The 'own cloud computer' framing is what separates this from a chat wrapper for me — but it lives or dies on state. Between tasks, is each job a fresh ephemeral VM wiped clean every time, or a durable workspace that keeps files and context so a scheduled monitor run actually builds on the last one? And with Clark Code in a real repo, does it work on a clone in its own env and hand back a PR/diff I can inspect, or does it need direct write access to the repo?
I've tried plenty of AI tools, but the ability to return completed research with evidence feels much more practical. I'm curious how well it adapts to different workflows over time.
I've been looking for something that can manage research without constant supervision, and this sounds promising. The idea of parallel specialists is especially interesting. I'd love to know how the system decides which specialist handles each part of a project.
I'm intrigued by the combination of research, coding, spreadsheets, and presentations in one workflow. I've used separate tools for each of those tasks, so bringing everything together sounds efficient. My biggest question is how well it maintains context across longer projects where priorities and requirements change over several days.

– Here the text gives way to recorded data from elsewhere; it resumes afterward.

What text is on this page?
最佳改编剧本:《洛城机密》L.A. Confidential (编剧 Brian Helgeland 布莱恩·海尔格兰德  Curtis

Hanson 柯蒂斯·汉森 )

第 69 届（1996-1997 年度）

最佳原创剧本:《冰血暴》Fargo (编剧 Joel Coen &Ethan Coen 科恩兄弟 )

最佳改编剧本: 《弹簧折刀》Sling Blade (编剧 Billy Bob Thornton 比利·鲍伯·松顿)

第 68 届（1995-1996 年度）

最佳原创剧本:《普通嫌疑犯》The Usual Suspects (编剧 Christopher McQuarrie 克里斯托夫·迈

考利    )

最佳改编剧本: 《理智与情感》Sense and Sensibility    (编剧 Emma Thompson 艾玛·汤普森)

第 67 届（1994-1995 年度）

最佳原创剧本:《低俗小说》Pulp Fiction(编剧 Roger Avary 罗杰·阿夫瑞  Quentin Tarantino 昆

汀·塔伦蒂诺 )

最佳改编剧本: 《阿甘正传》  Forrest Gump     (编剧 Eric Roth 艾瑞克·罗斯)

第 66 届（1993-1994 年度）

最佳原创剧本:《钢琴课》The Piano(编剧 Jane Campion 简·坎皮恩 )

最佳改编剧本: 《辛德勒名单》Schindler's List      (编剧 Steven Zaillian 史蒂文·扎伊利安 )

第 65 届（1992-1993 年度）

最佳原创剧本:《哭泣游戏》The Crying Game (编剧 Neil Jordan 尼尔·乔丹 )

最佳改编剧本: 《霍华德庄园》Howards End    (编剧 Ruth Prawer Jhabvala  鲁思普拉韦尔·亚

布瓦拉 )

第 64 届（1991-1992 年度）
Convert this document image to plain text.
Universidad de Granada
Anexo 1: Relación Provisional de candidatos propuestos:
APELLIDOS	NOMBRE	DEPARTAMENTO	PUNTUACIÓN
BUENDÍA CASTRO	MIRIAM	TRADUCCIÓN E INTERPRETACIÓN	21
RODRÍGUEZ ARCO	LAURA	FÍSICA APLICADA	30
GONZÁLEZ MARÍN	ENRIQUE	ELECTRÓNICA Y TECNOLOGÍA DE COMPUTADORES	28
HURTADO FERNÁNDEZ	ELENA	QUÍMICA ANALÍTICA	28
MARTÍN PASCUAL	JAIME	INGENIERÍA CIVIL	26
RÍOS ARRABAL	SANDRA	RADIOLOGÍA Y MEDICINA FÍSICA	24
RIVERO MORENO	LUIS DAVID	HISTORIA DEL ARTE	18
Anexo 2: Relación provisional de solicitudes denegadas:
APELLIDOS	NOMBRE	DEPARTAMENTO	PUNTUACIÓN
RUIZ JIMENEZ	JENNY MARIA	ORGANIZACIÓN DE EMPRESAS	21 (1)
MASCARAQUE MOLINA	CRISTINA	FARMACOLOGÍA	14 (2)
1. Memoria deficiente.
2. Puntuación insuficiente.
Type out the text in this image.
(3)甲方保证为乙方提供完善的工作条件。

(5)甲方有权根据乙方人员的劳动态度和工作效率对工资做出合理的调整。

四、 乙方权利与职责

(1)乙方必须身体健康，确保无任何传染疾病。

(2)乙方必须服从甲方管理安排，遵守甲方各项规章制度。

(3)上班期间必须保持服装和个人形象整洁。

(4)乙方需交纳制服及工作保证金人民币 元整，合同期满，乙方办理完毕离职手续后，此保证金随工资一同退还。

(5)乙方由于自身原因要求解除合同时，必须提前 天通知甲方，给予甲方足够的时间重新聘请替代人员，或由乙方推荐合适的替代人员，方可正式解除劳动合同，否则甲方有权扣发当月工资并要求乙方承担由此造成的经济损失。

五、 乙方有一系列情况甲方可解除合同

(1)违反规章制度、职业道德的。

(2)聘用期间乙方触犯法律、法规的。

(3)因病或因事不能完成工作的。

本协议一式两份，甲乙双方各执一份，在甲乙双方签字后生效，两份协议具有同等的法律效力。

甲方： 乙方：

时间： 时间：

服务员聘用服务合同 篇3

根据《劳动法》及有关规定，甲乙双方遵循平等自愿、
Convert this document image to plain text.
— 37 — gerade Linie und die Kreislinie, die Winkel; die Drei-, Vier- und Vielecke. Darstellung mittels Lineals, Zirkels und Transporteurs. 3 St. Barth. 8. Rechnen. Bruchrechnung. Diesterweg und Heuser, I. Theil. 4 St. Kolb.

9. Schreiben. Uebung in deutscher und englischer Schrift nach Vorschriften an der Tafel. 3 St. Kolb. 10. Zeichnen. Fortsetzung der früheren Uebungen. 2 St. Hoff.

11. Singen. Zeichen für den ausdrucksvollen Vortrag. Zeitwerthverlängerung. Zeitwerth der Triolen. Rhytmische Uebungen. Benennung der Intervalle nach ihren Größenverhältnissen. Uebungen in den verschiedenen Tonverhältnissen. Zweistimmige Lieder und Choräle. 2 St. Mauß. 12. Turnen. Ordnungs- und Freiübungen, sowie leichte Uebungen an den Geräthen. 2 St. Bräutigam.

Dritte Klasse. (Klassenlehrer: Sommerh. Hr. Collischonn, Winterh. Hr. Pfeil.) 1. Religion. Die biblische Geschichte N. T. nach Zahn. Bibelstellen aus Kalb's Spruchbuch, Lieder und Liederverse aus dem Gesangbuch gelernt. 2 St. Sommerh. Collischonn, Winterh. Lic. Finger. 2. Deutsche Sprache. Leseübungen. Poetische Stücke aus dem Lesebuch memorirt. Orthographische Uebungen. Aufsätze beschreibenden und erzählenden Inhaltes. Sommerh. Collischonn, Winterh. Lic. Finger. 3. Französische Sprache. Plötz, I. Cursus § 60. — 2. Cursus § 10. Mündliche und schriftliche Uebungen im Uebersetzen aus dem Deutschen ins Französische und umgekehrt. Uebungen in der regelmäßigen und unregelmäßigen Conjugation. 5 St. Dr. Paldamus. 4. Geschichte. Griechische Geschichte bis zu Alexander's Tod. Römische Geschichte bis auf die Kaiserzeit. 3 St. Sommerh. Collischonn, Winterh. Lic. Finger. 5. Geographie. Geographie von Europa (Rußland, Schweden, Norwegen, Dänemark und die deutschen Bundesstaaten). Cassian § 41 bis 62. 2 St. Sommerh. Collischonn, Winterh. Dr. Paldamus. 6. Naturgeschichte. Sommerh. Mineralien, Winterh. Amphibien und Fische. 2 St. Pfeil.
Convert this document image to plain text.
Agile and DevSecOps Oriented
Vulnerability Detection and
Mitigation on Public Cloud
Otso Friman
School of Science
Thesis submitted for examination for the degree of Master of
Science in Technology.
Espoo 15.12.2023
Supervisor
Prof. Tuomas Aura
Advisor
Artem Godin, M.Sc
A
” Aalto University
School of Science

For me, the most valuable feature is returning complete deliverables instead of stopping halfway through the process. I've always felt that execution matters more than speed alone. I'd be interested in seeing a real example comparing the workflow with and without Clark on the same research task.
Tried Clark on a market research task and came back to a clean spreadsheet with sources attached, which saved me a real chunk of time. The parallel specialists angle feels like more than a gimmick, the output actually held together.